In other work, research findings emphasize that successful treatment depends not only on the choice of therapy, but also on the biologic characteristics of the tumor and, presumably, the patient. While most of the body’s natural defenses against cancer cells are not well understood, it appears that some naturally occurring substances either can modify the biologic behavior of tumor cells or are tumoricidal. In planned clinical studies, tumor infiltrating cells (TILs) are genetically altered in the laboratory by the addition of a gene encoding necrosis factor (TNF) to yield TNF-producing cells that can specifically target tumor cells.
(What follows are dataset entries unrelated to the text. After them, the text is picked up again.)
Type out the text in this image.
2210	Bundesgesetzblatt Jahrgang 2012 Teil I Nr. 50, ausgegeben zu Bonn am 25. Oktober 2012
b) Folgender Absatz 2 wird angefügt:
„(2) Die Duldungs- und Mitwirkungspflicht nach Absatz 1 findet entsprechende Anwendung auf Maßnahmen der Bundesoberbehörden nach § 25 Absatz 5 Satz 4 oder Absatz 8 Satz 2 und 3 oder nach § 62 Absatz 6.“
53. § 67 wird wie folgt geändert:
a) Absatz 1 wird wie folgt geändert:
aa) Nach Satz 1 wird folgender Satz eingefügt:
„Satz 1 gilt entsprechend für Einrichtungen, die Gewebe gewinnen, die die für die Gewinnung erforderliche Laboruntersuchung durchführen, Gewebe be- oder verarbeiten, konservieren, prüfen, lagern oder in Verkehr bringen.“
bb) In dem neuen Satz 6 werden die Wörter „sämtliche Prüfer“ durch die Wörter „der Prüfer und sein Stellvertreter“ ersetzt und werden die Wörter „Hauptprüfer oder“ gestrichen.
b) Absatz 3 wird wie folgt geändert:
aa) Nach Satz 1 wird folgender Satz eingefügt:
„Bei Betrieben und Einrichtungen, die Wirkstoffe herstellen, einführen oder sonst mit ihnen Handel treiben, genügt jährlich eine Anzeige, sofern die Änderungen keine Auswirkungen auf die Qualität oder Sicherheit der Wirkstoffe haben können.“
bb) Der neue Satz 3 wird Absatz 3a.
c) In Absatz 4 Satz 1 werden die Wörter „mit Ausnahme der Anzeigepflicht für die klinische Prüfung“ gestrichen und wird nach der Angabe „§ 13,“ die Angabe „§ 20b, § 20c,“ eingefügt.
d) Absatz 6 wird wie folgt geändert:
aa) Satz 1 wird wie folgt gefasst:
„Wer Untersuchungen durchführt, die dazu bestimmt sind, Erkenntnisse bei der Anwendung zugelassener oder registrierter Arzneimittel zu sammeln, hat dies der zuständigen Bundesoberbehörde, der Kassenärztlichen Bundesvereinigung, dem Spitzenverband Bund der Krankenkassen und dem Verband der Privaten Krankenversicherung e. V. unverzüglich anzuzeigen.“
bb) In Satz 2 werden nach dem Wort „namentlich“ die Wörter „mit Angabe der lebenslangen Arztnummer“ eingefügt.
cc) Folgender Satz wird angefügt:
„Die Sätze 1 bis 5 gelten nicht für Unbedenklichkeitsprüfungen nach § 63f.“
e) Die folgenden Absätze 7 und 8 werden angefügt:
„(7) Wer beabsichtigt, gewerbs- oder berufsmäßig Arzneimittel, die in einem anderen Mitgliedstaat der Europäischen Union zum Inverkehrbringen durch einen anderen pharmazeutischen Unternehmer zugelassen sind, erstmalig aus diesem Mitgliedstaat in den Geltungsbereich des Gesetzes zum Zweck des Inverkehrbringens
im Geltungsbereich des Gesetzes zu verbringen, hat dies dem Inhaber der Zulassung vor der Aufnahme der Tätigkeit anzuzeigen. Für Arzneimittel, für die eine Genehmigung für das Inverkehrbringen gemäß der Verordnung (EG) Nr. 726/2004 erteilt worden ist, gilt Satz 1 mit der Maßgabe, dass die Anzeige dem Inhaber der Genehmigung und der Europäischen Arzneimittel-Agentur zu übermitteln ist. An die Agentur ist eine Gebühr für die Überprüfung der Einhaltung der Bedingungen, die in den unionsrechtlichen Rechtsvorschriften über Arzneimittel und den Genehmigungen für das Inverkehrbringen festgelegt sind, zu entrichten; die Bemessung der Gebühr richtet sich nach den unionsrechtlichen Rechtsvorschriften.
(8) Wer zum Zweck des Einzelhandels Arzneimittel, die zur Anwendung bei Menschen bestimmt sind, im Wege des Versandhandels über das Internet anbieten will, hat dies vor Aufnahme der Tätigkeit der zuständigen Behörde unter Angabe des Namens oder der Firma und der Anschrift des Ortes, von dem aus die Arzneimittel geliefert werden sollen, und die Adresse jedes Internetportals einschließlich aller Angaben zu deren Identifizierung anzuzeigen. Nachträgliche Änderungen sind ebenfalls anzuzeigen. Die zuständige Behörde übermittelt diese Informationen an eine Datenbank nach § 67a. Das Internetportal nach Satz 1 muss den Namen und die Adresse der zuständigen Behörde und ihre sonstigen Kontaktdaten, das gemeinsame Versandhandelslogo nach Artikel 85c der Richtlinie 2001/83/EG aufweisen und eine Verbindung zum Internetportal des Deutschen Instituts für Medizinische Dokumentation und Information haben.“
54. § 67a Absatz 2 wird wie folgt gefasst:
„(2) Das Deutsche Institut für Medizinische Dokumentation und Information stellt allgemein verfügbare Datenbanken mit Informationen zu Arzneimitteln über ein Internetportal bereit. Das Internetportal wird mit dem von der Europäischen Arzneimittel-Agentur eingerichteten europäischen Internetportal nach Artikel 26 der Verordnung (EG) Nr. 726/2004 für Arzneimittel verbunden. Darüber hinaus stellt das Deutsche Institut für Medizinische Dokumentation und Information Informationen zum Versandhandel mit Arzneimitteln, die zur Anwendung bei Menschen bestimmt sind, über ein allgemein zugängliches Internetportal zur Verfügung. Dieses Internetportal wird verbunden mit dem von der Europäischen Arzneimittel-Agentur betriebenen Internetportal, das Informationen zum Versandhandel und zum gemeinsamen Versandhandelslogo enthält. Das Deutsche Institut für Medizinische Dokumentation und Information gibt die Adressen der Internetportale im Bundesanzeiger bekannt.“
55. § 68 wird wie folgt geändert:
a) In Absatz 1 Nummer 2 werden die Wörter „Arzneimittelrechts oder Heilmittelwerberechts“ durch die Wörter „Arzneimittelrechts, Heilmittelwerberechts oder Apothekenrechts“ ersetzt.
These cells will then be used in treating cancer patients to produce high local concentrations of TNF. This new site-directed therapy should permit clinicians to lower severely toxic systemically administered doses of TNF.

The different but distinctly related lines of investigation discussed during the 1990 Forbeck Forum on Molecular Origins of Pediatric Embryonal Tumors provided important insights into the molecular events that initiate and mediate the oncogenic process. It appears that pediatric embryonal tumors again will serve as important models in designing novel approaches to cancer treatment.